Każdy kto nie zastosuje się do wyroku TSUE, naraża się na odpowiedzialność karną i odszkodowawczą. Ten wyrok to potężna broń i zastrzyk nowej nadziei. Mam nadzieję, że rząd się opamięta. Jeżeli nie, to za chwilę wypchniemy się poza porządek prawny UE.
Trybunał Konstytucyjny będzie w czwartek (07.10.2021) kontynuował rozprawę o wyższości prawa unijnego nad prawem krajowym. Z wnioskiem o zbadanie zgodności przepisów Traktatu o UE z polską konstytucją zwrócił się do TK premier Mateusz Morawiecki. Jeśli TK przyzna słuszność rządowi, orzeczenia TSUE, także to ostatnie, staną się bezprzedmiotowe.
Trybunał Konstytucyjny jest dziś wydmuszką. Nawet jeśli coś orzeknie, poważni prawnicy w Polsce nie uznają tego orzeczenia. Dzisiaj Trybunał jest taką zabawką w rękach rządzących polityków, która ma być straszakiem dla Unii. Tylko, że ten straszak może doprowadzić do wyrzucenia nas poza system prawny Unii.

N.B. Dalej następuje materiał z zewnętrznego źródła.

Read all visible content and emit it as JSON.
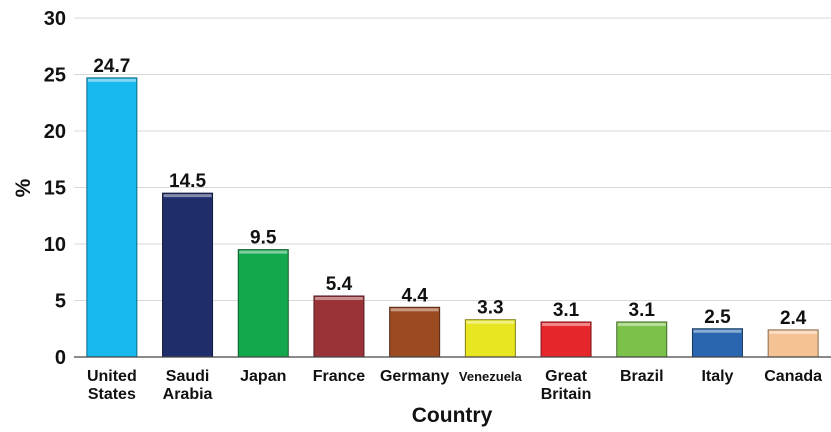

Po ostatnim wyroku pójdzie bardzo silny nacisk polityczny na ten Pseudo-Trybunał, aby jak najszybciej orzekł, bo potęguje się chaos. Ale to orzeczenie spowoduje jeszcze większy chaos. Po tych członkach TK spodziewam się decyzji, które zadowolą polityków, którzy ich tam usadowili i od których zależą. Nie spodziewam się niczego dobrego, raczej szybkiego orzeczenia (prowadzącego) do prawnego wyjścia z Unii.

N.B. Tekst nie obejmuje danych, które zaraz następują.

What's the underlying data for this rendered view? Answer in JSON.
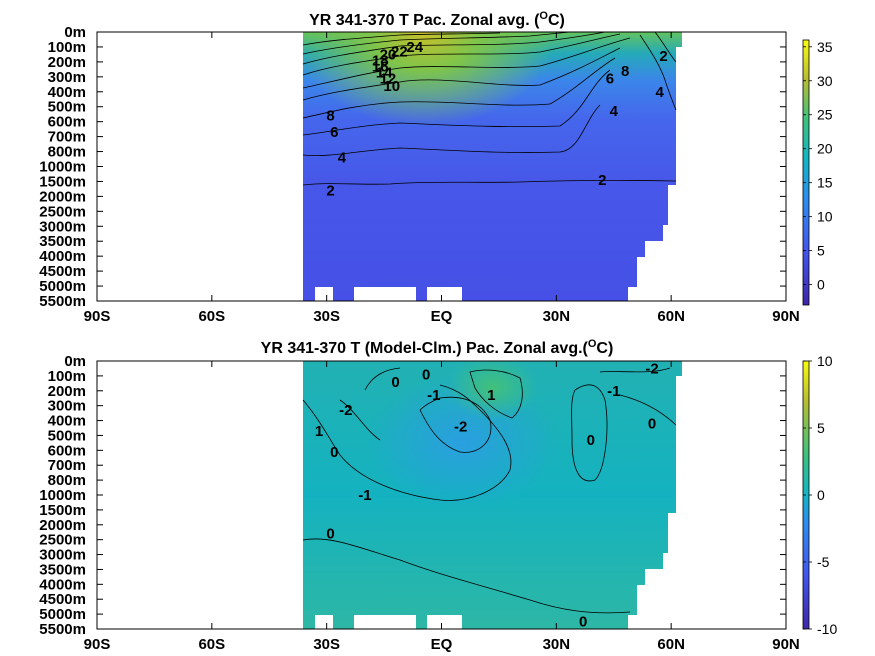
{
  "chart_data": [
    {
      "type": "heatmap",
      "title": "YR 341-370 T Pac. Zonal avg. (",
      "title_sup": "O",
      "title_end": "C)",
      "x_ticks": [
        "90S",
        "60S",
        "30S",
        "EQ",
        "30N",
        "60N",
        "90N"
      ],
      "x_range": [
        -90,
        90
      ],
      "y_ticks": [
        "0m",
        "100m",
        "200m",
        "300m",
        "400m",
        "500m",
        "600m",
        "700m",
        "800m",
        "1000m",
        "1500m",
        "2000m",
        "2500m",
        "3000m",
        "3500m",
        "4000m",
        "4500m",
        "5000m",
        "5500m"
      ],
      "colorbar": {
        "ticks": [
          "35",
          "30",
          "25",
          "20",
          "15",
          "10",
          "5",
          "0"
        ],
        "values": [
          35,
          30,
          25,
          20,
          15,
          10,
          5,
          0
        ],
        "range": [
          -3,
          36
        ]
      },
      "contour_labels": [
        {
          "text": "24",
          "x": -7,
          "y": 1.0
        },
        {
          "text": "22",
          "x": -11,
          "y": 1.3
        },
        {
          "text": "20",
          "x": -14,
          "y": 1.5
        },
        {
          "text": "18",
          "x": -16,
          "y": 1.9
        },
        {
          "text": "16",
          "x": -16,
          "y": 2.3
        },
        {
          "text": "14",
          "x": -15,
          "y": 2.7
        },
        {
          "text": "12",
          "x": -14,
          "y": 3.1
        },
        {
          "text": "10",
          "x": -13,
          "y": 3.6
        },
        {
          "text": "8",
          "x": -29,
          "y": 5.6
        },
        {
          "text": "6",
          "x": -28,
          "y": 6.7
        },
        {
          "text": "4",
          "x": -26,
          "y": 8.4
        },
        {
          "text": "2",
          "x": -29,
          "y": 10.6
        },
        {
          "text": "2",
          "x": 42,
          "y": 9.9
        },
        {
          "text": "4",
          "x": 45,
          "y": 5.3
        },
        {
          "text": "6",
          "x": 44,
          "y": 3.1
        },
        {
          "text": "8",
          "x": 48,
          "y": 2.6
        },
        {
          "text": "2",
          "x": 58,
          "y": 1.6
        },
        {
          "text": "4",
          "x": 57,
          "y": 4.0
        }
      ]
    },
    {
      "type": "heatmap",
      "title": "YR 341-370 T (Model-Clm.) Pac. Zonal avg.(",
      "title_sup": "O",
      "title_end": "C)",
      "x_ticks": [
        "90S",
        "60S",
        "30S",
        "EQ",
        "30N",
        "60N",
        "90N"
      ],
      "x_range": [
        -90,
        90
      ],
      "y_ticks": [
        "0m",
        "100m",
        "200m",
        "300m",
        "400m",
        "500m",
        "600m",
        "700m",
        "800m",
        "1000m",
        "1500m",
        "2000m",
        "2500m",
        "3000m",
        "3500m",
        "4000m",
        "4500m",
        "5000m",
        "5500m"
      ],
      "colorbar": {
        "ticks": [
          "10",
          "5",
          "0",
          "-5",
          "-10"
        ],
        "values": [
          10,
          5,
          0,
          -5,
          -10
        ],
        "range": [
          -10,
          10
        ]
      },
      "contour_labels": [
        {
          "text": "0",
          "x": -12,
          "y": 1.4
        },
        {
          "text": "0",
          "x": -4,
          "y": 0.9
        },
        {
          "text": "-1",
          "x": -2,
          "y": 2.3
        },
        {
          "text": "1",
          "x": 13,
          "y": 2.3
        },
        {
          "text": "-2",
          "x": -25,
          "y": 3.3
        },
        {
          "text": "-2",
          "x": 5,
          "y": 4.4
        },
        {
          "text": "1",
          "x": -32,
          "y": 4.7
        },
        {
          "text": "0",
          "x": -28,
          "y": 6.1
        },
        {
          "text": "-1",
          "x": -20,
          "y": 9.0
        },
        {
          "text": "0",
          "x": 39,
          "y": 5.3
        },
        {
          "text": "-2",
          "x": 55,
          "y": 0.5
        },
        {
          "text": "-1",
          "x": 45,
          "y": 2.0
        },
        {
          "text": "0",
          "x": 55,
          "y": 4.2
        },
        {
          "text": "0",
          "x": -29,
          "y": 11.6
        },
        {
          "text": "0",
          "x": 37,
          "y": 17.5
        }
      ]
    }
  ],
  "colors": {
    "land": "#ffffff",
    "axis": "#000000"
  }
}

Czy batalia o wolne sądy jest w związku z tym przegrana?
Nie. Mamy silne społeczeństwo obywatelskie, mamy rzeszę prawników odważnie walczących w sądach europejskich i krajowych. Walczymy dalej. Dostaliśmy potężny zastrzyk nadziei i podstawę prawną do tej walki. W czwartek nastąpi zapewne kontratak, ale ja wierzę, że polskie społeczeństwo chce być w Unii i nie chce podzielić w przyszłości losu Białorusi.
Wywiad przeprowadził w Warszawie Jacek Lepiarz.
Chcesz skomentować ten artykuł? Zrób to na Facebooku! >>
*Waldemar Żurek – polski prawnik, sędzia Sądu Okręgowego w Krakowie. Członek Krajowej Rady Sądownictwa dwóch kadencji, do marca 2018 roku rzecznik prasowy Rady. Członek zarządu Stowarzyszenia Sędziów Themis.